As barreiras para que a técnica da produção integrada ganhe mais peso em todo o Brasil são principalmente três, afirma Renato Rodrigues, pesquisador da Embrapa e presidente do conselho gestor da Associação Rede ILPF (parceria público-privada composta pelas empresas Embrapa, John Deere, Syngenta, Cocamar, Bradesco, SOESP e Ceptis). “É um processo lento e gradual, mas precisamos investir, primeiro, em capacitação de mão de obra e conhecimento técnico, sobretudo, de profissionais de assistência técnica que irão apoiar na implantação da tecnologia de acordo com os interesses dos produtores e a aptidão da região onde a propriedade está localizada”, afirma o pesquisador.
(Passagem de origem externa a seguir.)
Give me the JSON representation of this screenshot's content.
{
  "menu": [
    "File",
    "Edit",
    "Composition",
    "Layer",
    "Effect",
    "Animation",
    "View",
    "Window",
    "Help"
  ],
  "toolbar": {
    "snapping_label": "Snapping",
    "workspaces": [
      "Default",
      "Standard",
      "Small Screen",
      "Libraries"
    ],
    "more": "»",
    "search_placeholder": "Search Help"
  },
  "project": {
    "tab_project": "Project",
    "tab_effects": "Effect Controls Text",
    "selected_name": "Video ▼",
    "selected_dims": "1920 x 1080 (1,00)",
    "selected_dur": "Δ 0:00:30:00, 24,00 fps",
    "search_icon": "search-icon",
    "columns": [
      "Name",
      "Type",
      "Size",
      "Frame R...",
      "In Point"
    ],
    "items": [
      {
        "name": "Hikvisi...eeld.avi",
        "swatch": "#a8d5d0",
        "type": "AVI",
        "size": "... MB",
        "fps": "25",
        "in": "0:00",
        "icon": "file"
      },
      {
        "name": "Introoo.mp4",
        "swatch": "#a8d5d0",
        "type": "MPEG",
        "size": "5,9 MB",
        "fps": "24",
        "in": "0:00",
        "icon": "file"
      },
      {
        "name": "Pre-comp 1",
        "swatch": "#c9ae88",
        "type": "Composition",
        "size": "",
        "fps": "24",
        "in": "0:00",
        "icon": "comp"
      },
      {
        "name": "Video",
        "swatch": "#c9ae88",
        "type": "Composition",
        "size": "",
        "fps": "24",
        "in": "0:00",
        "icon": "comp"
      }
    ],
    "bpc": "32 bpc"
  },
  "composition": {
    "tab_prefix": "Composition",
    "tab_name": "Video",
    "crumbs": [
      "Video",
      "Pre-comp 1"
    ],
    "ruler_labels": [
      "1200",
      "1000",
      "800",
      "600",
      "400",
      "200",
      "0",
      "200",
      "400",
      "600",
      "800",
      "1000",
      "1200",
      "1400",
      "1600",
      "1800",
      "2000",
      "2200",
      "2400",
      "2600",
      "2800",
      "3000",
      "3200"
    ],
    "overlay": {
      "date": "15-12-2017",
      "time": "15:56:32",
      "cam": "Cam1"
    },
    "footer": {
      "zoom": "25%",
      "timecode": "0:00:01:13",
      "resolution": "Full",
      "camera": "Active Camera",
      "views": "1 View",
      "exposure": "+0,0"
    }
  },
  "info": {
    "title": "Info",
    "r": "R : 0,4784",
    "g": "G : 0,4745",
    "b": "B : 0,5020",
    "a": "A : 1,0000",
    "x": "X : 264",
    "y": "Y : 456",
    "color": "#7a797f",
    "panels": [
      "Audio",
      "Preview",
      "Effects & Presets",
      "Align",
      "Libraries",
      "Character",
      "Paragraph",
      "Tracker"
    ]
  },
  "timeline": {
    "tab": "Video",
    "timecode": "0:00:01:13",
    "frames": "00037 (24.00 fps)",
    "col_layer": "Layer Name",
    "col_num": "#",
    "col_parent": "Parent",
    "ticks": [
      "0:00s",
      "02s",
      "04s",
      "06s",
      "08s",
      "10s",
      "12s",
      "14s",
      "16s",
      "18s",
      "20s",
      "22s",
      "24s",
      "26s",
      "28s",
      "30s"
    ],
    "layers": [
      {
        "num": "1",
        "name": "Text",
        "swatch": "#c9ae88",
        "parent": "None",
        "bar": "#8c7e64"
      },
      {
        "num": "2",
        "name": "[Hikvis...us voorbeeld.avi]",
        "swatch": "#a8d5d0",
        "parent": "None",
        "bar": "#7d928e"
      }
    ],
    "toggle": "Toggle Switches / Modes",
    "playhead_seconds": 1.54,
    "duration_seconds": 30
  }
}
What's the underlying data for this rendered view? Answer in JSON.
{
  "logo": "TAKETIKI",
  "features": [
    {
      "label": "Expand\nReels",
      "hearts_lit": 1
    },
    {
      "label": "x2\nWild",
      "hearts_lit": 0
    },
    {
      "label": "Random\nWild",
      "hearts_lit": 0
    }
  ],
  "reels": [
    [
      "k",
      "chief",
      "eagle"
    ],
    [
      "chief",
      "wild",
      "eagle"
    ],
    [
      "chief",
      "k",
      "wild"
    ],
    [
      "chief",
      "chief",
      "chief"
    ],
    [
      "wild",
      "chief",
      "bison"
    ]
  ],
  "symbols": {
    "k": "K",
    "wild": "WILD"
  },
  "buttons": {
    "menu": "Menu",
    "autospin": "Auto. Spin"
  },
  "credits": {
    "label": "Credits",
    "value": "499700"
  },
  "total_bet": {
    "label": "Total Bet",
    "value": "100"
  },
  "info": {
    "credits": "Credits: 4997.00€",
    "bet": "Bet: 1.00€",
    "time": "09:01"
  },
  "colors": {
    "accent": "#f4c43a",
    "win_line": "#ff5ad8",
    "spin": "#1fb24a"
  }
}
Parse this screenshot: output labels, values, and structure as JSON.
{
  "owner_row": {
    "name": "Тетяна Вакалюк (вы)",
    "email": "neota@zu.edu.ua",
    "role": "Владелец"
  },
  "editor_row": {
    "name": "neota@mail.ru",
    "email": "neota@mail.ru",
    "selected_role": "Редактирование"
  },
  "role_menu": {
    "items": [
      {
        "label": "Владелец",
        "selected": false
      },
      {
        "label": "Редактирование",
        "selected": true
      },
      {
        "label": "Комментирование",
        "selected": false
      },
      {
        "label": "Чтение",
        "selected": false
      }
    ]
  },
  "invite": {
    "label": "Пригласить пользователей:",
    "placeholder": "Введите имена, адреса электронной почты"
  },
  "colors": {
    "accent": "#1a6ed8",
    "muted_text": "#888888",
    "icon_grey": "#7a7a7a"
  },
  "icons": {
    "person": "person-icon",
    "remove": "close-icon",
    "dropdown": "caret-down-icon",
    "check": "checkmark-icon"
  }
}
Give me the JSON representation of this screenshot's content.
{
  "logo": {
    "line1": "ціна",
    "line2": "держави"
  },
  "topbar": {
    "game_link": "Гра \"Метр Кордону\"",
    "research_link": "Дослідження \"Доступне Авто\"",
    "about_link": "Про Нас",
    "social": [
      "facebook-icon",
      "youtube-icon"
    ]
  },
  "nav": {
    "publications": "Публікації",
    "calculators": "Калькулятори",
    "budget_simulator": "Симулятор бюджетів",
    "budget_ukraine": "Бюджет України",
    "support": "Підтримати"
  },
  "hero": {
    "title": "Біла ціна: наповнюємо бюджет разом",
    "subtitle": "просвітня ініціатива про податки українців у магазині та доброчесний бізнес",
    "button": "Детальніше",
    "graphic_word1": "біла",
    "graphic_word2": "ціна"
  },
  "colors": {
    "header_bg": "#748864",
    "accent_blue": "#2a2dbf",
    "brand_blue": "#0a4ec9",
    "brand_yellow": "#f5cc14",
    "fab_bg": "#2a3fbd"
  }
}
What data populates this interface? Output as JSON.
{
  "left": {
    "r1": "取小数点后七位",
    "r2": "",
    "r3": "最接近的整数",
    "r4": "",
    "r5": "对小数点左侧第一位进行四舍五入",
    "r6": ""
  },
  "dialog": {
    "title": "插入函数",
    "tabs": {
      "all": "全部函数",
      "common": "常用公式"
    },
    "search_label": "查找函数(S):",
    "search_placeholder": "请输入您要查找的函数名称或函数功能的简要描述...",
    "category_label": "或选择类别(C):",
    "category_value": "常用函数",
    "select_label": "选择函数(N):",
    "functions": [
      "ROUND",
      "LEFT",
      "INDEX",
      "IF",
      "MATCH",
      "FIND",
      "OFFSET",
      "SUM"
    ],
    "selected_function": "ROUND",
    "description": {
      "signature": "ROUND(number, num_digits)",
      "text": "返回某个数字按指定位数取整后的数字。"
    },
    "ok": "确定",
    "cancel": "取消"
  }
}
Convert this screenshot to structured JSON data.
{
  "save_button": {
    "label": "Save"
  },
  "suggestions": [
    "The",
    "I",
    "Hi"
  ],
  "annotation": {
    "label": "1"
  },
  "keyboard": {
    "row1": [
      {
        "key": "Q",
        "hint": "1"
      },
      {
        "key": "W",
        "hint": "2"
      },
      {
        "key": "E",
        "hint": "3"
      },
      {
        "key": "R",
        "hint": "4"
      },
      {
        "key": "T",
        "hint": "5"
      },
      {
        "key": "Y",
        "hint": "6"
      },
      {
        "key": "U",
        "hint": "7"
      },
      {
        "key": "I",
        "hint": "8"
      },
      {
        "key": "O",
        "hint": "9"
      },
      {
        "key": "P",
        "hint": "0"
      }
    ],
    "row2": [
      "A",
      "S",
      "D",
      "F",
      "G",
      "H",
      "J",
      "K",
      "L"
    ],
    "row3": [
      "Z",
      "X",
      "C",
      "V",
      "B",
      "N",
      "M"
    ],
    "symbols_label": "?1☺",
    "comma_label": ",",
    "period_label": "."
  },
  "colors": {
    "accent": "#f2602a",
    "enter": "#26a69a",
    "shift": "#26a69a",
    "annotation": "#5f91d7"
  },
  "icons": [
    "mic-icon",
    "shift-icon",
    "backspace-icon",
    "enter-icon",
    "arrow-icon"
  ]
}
Além disso, a disponibilidade e a adequação de crédito e a abertura e o fortalecimento do mercado também são essenciais, segundo Rodrigues.
Neste segundo caso, explica o cientista da Embrapa, a certificação é um dos caminhos viáveis. “Existem diversos esquemas de certificação à disposição do produtor. A própria Rede ILPF possui um Programa de Certificação baseado no TrustScore, uma tecnologia nacional desenvolvida pela Ceptis Agro que consiste em um sistema que utiliza critérios e índices ambientais, econômicos e sociais para avaliar e monitorar a conformidade das propriedades com protocolos de agricultura de baixo carbono, como o protocolo ILPF.”
Nada se faz, também, sem pesquisa e inovação. Mas o grande dilema, admite Rodrigues, é fazer a conta da fazenda fechar. “O maior desafio, no entanto, é mostrar ao produtor que o investimento em certificação poderá garantir excelentes retornos financeiros, além de premiá-lo pelas práticas sustentáveis adotadas dentro de sua propriedade.”